Saudi Arabia announces ceasefire in Yemen

Houthi rebels near a hospital in Sanaa on April 8. KHALED ABDULLAH / REUTERS

Did the masters of Saudi Arabia believe that they could find in the current health crisis a welcome pretext for withdrawing from a ruinous conflict, a way to finally transform their Yemeni military failure into an honorable exit?

Riyadh announced on the evening of Wednesday, April 8, a unilateral ceasefire in Yemen expected to take effect the next morning. Set for two weeks but extendable, it was presented by Colonel Turki Al-Malki, spokesman for the Saudi-led coalition, as a response to the call made on March 25. to the parties to the Yemeni conflict by the Secretary General of the United Nations (UN), Antonio Guterres, to silence arms to better face the Covid-19 epidemic.

Read also Saudi Arabia announces 15-day ceasefire in Yemen

But, just over five years after the Saudi intervention began against the Houthi rebels, the latter appear as the victors of the conflict, masters of the capital and of the most populated areas of the country.

Despite permanent talks with Riyadh, they do not appear to intend, in a position of strength, to offer the Saudis what they demand. Wednesday evening’s announcement was not followed up by any official reaction, but statements by officials, tinged with skepticism, suggest that the Riyadh decision was not subject to prior consultation.

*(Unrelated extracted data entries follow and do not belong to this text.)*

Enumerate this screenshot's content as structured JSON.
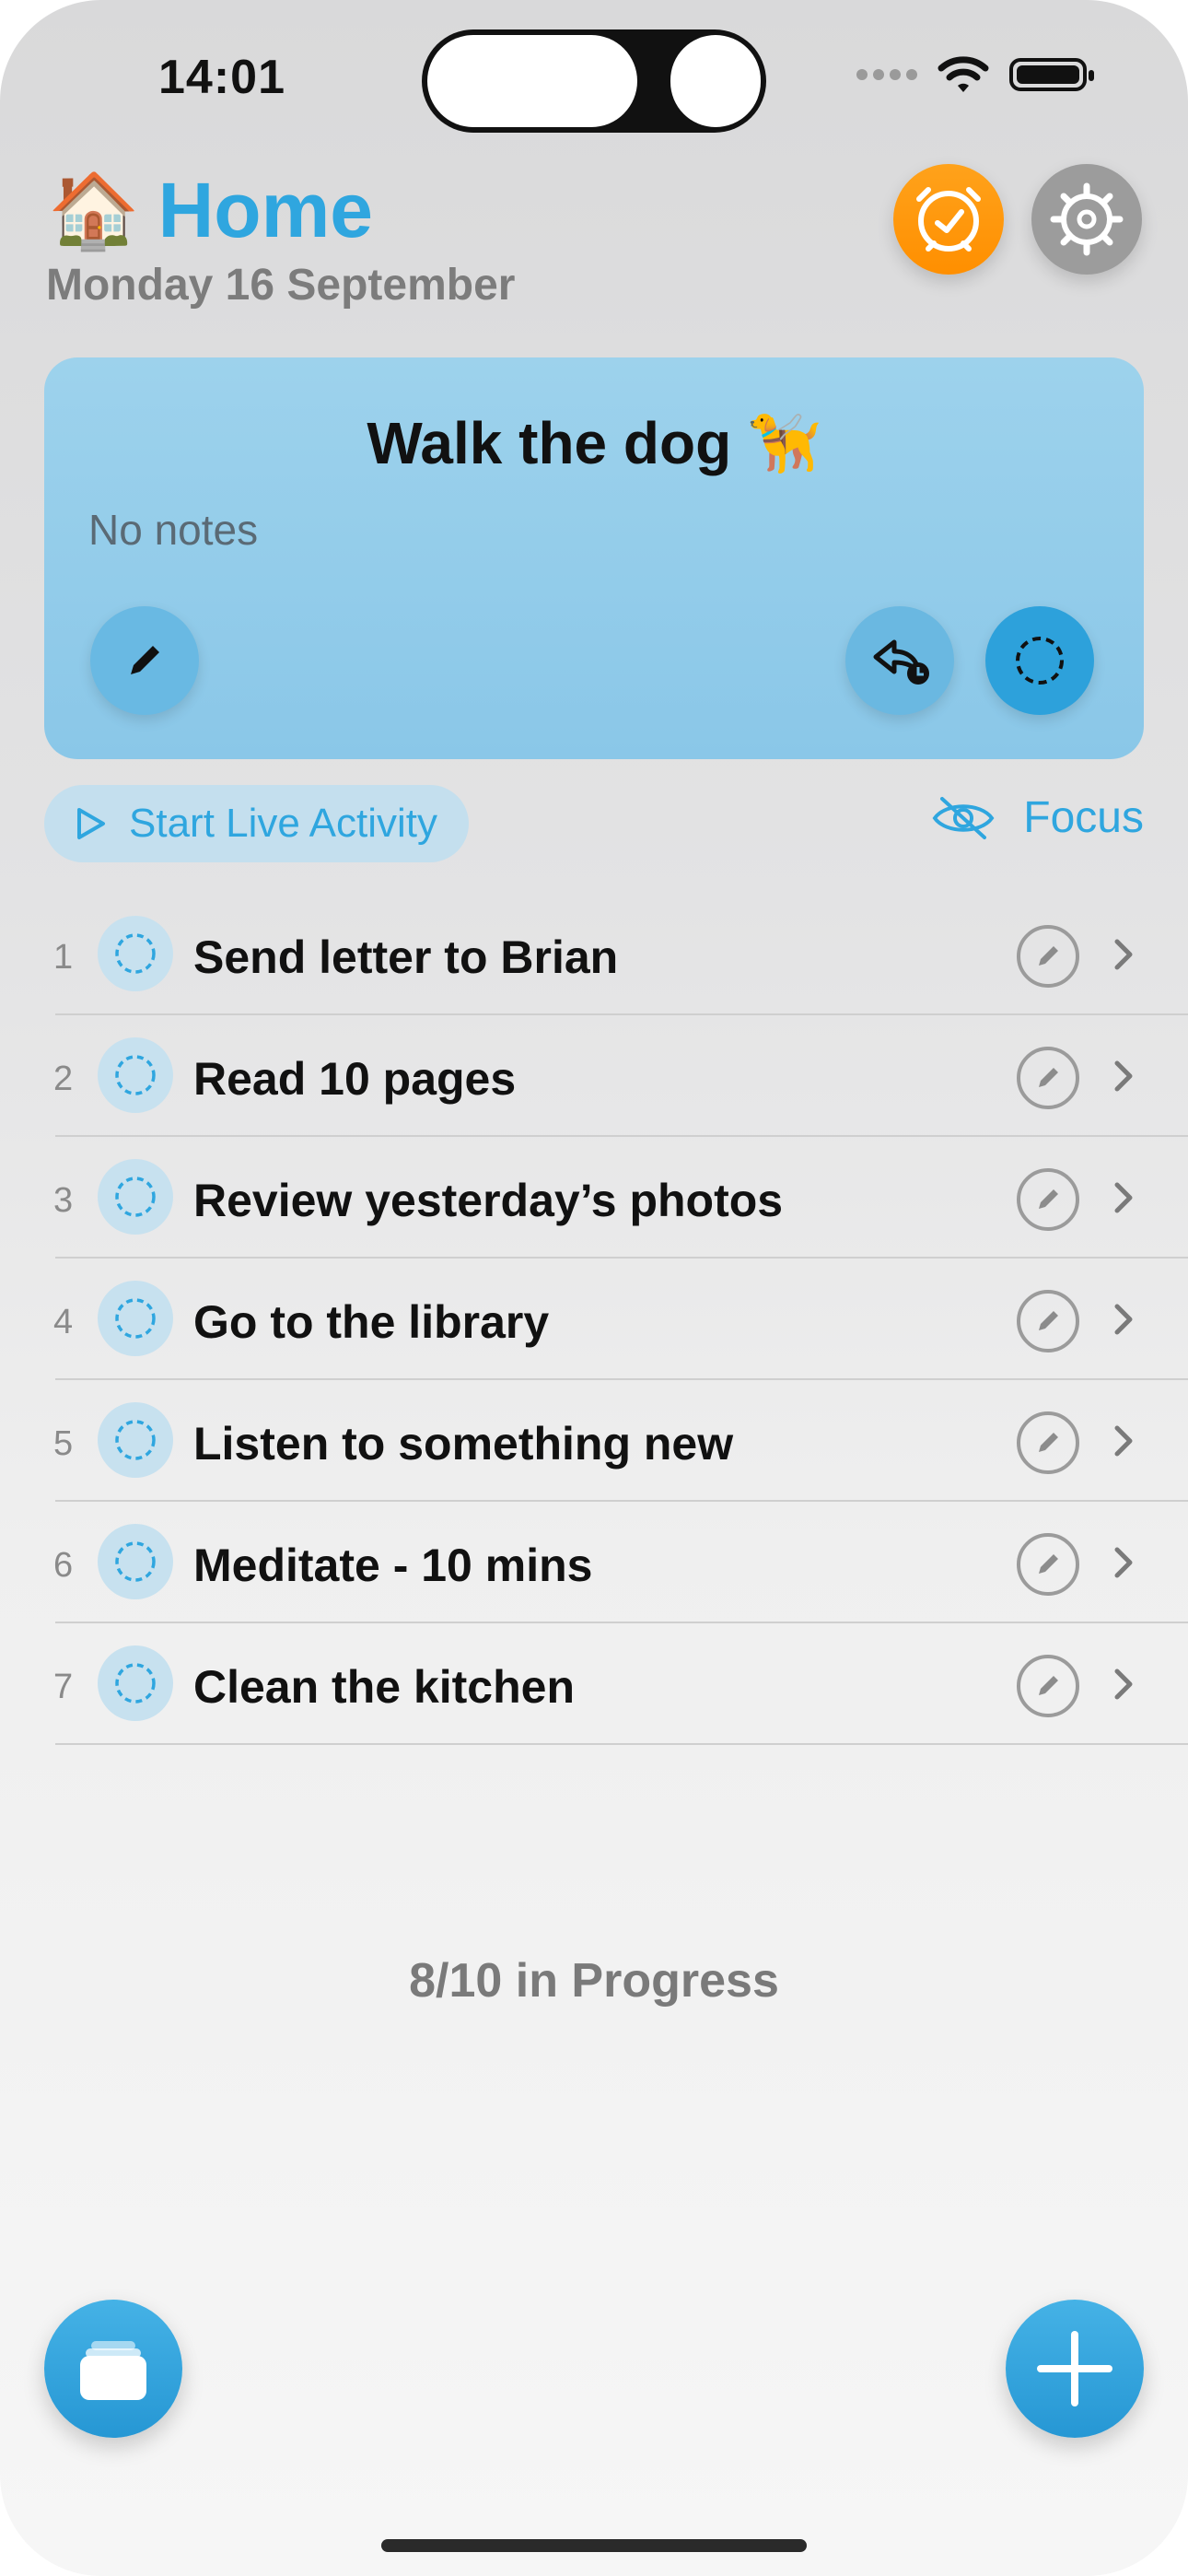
{
  "status_bar": {
    "time": "14:01"
  },
  "header": {
    "emoji": "🏠",
    "title": "Home",
    "date": "Monday 16 September"
  },
  "current_task": {
    "title": "Walk the dog 🦮",
    "notes": "No notes"
  },
  "actions": {
    "live_activity_label": "Start Live Activity",
    "focus_label": "Focus"
  },
  "tasks": [
    {
      "number": "1",
      "title": "Send letter to Brian"
    },
    {
      "number": "2",
      "title": "Read 10 pages"
    },
    {
      "number": "3",
      "title": "Review yesterday’s photos"
    },
    {
      "number": "4",
      "title": "Go to the library"
    },
    {
      "number": "5",
      "title": "Listen to something new"
    },
    {
      "number": "6",
      "title": "Meditate - 10 mins"
    },
    {
      "number": "7",
      "title": "Clean the kitchen"
    }
  ],
  "progress_text": "8/10 in Progress",
  "colors": {
    "accent": "#2fa6df",
    "alarm": "#ff9a10",
    "card": "#8fcae9"
  },
  "icons": {
    "alarm": "alarm-clock-icon",
    "settings": "gear-icon",
    "edit": "pencil-icon",
    "defer": "defer-arrow-icon",
    "complete": "dashed-circle-icon",
    "play": "play-icon",
    "focus": "eye-slash-icon",
    "chevron": "chevron-right-icon",
    "lists": "stack-icon",
    "add": "plus-icon"
  }
}
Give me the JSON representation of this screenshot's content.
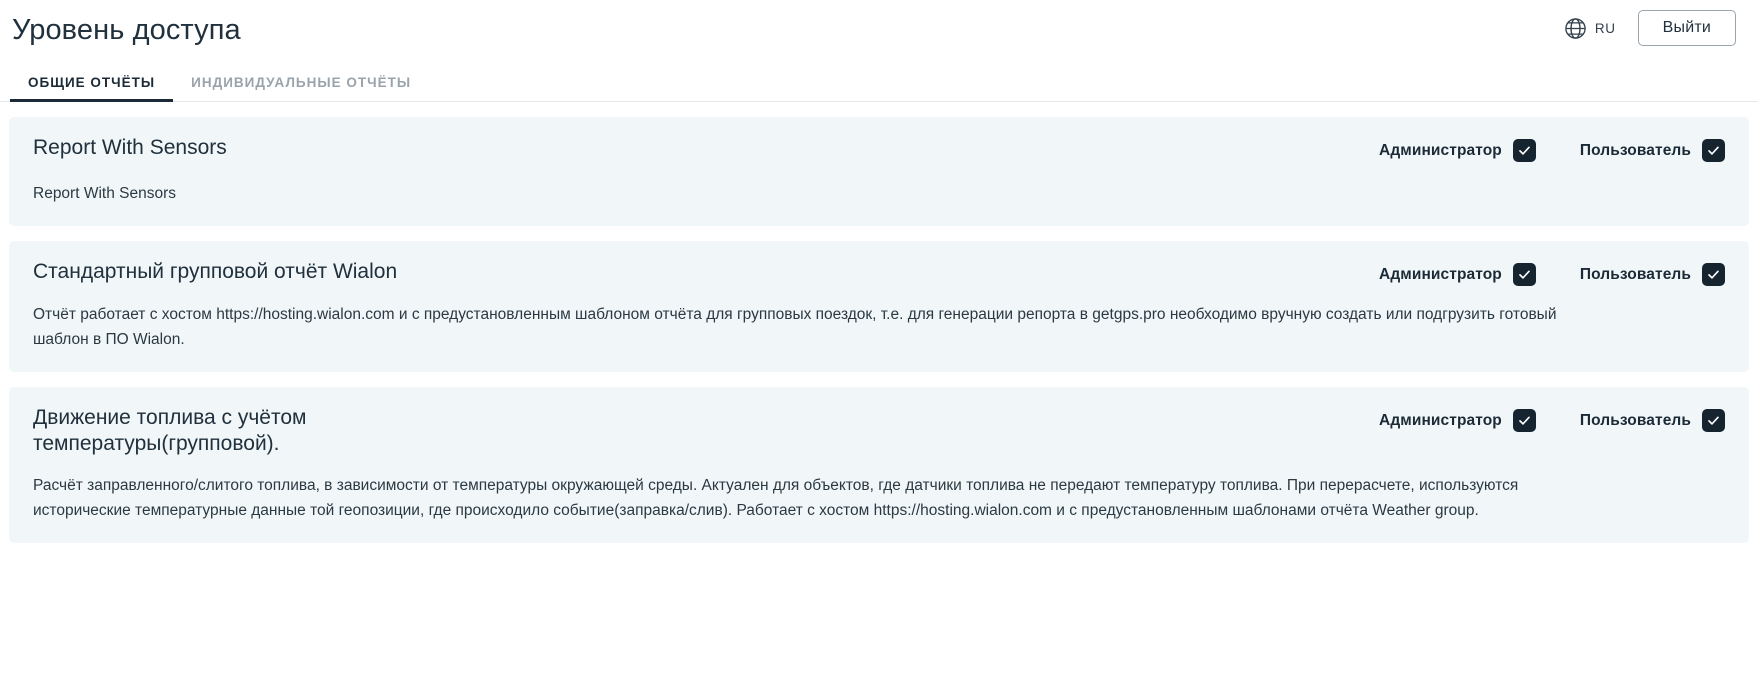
{
  "header": {
    "title": "Уровень доступа",
    "language": {
      "icon": "globe-icon",
      "code": "RU"
    },
    "logout_label": "Выйти"
  },
  "tabs": [
    {
      "label": "ОБЩИЕ ОТЧЁТЫ",
      "active": true
    },
    {
      "label": "ИНДИВИДУАЛЬНЫЕ ОТЧЁТЫ",
      "active": false
    }
  ],
  "roles": {
    "admin_label": "Администратор",
    "user_label": "Пользователь"
  },
  "cards": [
    {
      "title": "Report With Sensors",
      "description": "Report With Sensors",
      "admin_checked": true,
      "user_checked": true
    },
    {
      "title": "Стандартный групповой отчёт Wialon",
      "description": "Отчёт работает с хостом https://hosting.wialon.com и с предустановленным шаблоном отчёта для групповых поездок, т.е. для генерации репорта в getgps.pro необходимо вручную создать или подгрузить готовый шаблон в ПО Wialon.",
      "admin_checked": true,
      "user_checked": true
    },
    {
      "title": "Движение топлива с учётом температуры(групповой).",
      "description": "Расчёт заправленного/слитого топлива, в зависимости от температуры окружающей среды. Актуален для объектов, где датчики топлива не передают температуру топлива. При перерасчете, используются исторические температурные данные той геопозиции, где происходило событие(заправка/слив). Работает с хостом https://hosting.wialon.com и с предустановленным шаблонами отчёта Weather group.",
      "admin_checked": true,
      "user_checked": true
    }
  ],
  "colors": {
    "card_background": "#f1f7f9",
    "checkbox_fill": "#16242f",
    "accent": "#1b2a36"
  }
}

The Houthis, for their part, stick to a vague proposal for a peace plan, published Wednesday before the announcement of the cease-fire and which implies the de facto recognition of their domination of Yemen by the Saudi side. However, the kingdom still protects the official government in exile of President Abd Rabbo Mansour Hadi, isolated in Riyadh at the head of a state emptied of its substance. To accede to the conditions of the Houthis would amount to the Saudis proving to be defeated, a concession that they cannot afford.

Missile fire

On the night of Wednesday to Thursday, the end of the Houthis' disqualification in Riyadh took the still more eloquent form of a missile launch on Marib, a city still nominally under the control of the official Yemeni government.

However, Thursday Guterres welcomed the Saudi decision, calling on other actors in the conflict to act. But, even more than the end of the fighting, the "political solution" that Saudi Arabia said it wanted to achieve on Wednesday still seems illusory.

Read also Coronavirus: "Countries at war must not be forgotten"

In 2015 the Saudi intervention in Yemen was thought to launch in the world Mohammed Ben Salman ("MBS"), still a beginner but already minister of defense of his country at 30 years old and who, two years later, was going to be appointed Heir prince.